Ces mesures ont d’abord été dictées sous la pression des syndicats hôteliers qui jugent insupportable la prolifération de cette nouvelle concurrence de biens en location dans les villes où ils exercent. Elles ont aussi été motivées, dans des villes comme Barcelone, par le souci de voir un second marché immobilier se développer au détriment des habitants de la ville. A Barcelone, certains immeubles ont été acquis et configurés en appartements uniquement réservés à la location sur AirBnB au grand dam des habitants qui ont de plus en plus de difficultés à trouver des biens à louer à l’année.

Mais, l’appât du gain fiscal devrait accélérer la prise de nouvelles mesures réglementaires comme l’extension à tout le territoire de la collecte en amont de la taxe de séjour. Cette obligation devrait s’imposer rapidement car la multiplication des locations de vacances et l’inflation des réservations pourrait rapporter beaucoup plus que la seule taxe de séjour collectée par les hôtels et les maisons d’hôtes. À ce jour, selon plusieurs spécialistes, seulement 10% de la taxe de séjour récupérable serait réellement collectée; l’idée de la récupérer intégralement via les plateformes (où se concentrent désormais le gros des réservations) semble germer à vue d’oeil.

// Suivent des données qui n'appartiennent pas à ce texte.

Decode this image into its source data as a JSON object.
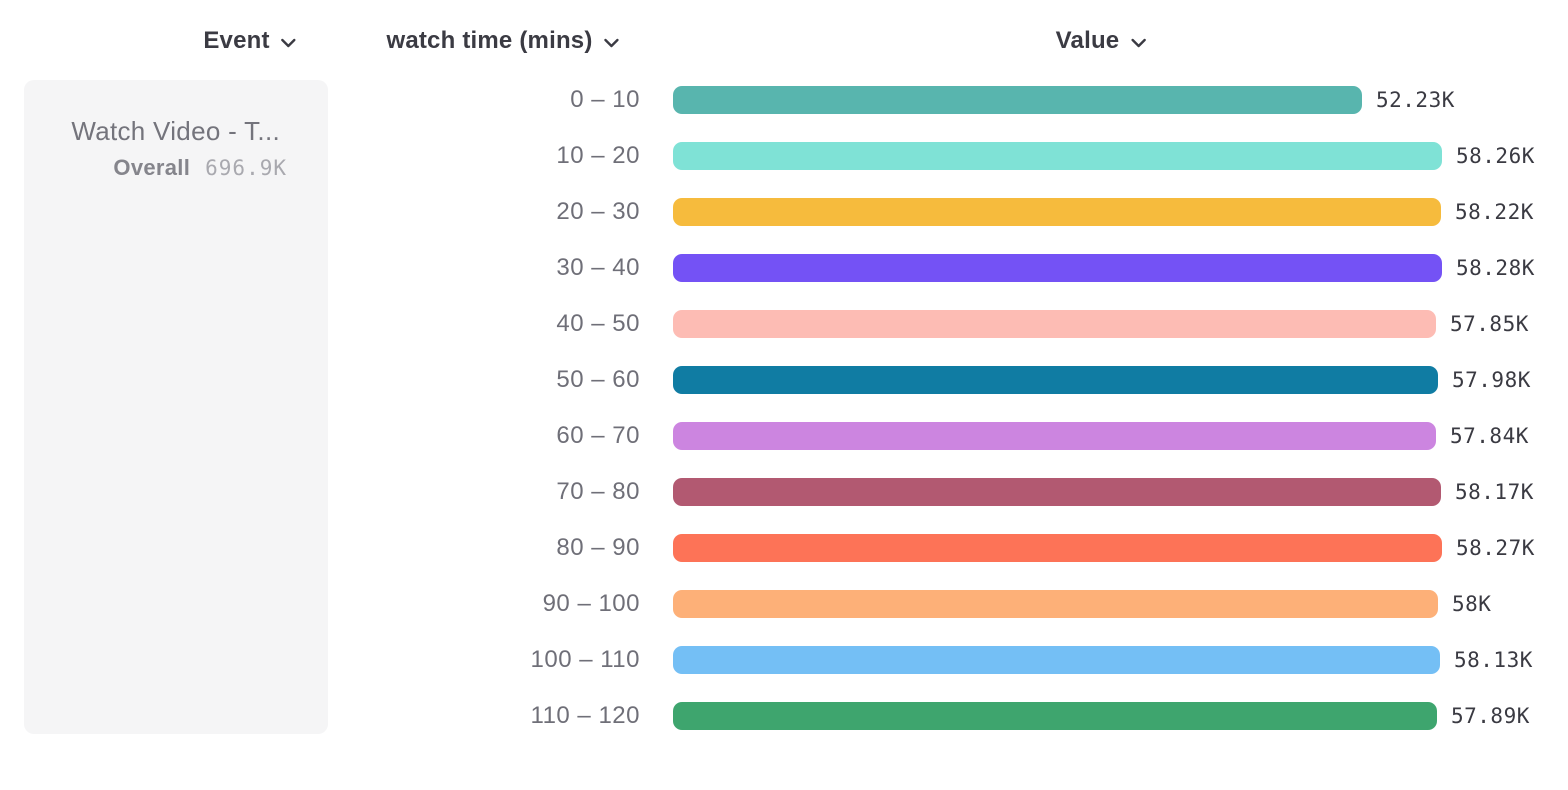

Une double contrainte qui oblige les propriétaires à revoir leurs positions

Ces trois dernières années, l’émergence des plateformes a créé un véritable appel d’air, une colonne d’aspiration, qui a vu apparaître des dizaines de milliers d’annonces de locations saisonnières sur tous les territoires. Ces annonces, pour la plupart, existaient déjà soit parce qu’elles étaient gérées par des agences immobilières, soit par des centrales de réservation locales. En plus des maisons d’hôtes (qui sont des locations professionnalisées) et des gîtes (pros et semi-pros mais, surtout, ne fonctionnant pas toute l’année), des dizaines de nouvelles adresses sont apparues sur la toile et ont généré des revenus en ligne toujours plus importants. La marche arrière semble donc littéralement impossible. Un propriétaire de location qui a « goûté » aux délices du web (plus facile à percer, plus simple à gérer … et des revenus nouveaux en contrepartie) va difficilement renoncer à ces revenus sous prétexte qu’il y a aura plus de contraintes. La semaine dernière, sur le stand Booking de WEM#9 (Voyage en Multimédia à Saint Raphaël), un chargé de compte Booking nous disait : * "Les loueurs viennent nous voir pour nous dire « on en veut plus » (de locations …) même s’il faut vous payer des commissions … »* C’est dire si l’usage a créé le besoin et si la possibilité de générer facilement des revenus en ligne a motivé de nouveaux comportements.

Certes, une part des propriétaires risque de se heurter à ces obstacles (ne pas vouloir gérer une plateforme de réservation, ne pas confier son bien à un gestionnaire, ne pas être repérable par le fisc en raison des obligations de déclaration …) mais il y a fort à parier que cette part sera minoritaire. Il existe, en France seulement, 3 Millions de résidences secondaires et 300.000 « locations de vacances » non identifiées pour 18.500 hôtels et 30.000 maisons d’hôtes … La distribution en ligne sera leur seul moyen de générer des revenus dans les prochaines années, contraintes ou non. De leurs côtés, les OTAs considèrent ce marché comme potentiellement plus rentable que celui de l’hôtellerie classique. Il faut donc s’attendre à les voir privilégier la conquête et l’exposition de ce nouvel eldorado dans leurs pages. Alors, les locations de vacances vont-elles s’adapter à ces nouvelles contraintes ?Il y a donc fort à parier que « oui » et qu'elles s’installent durablement dans le paysage commercial car aucun propriétaire qui a goûté à l’efficacité des OTAs ne compte voir réduire ses revenus et disparaître des seuls « radars" qui font désormais la loi: les OTAs eux-mêmes.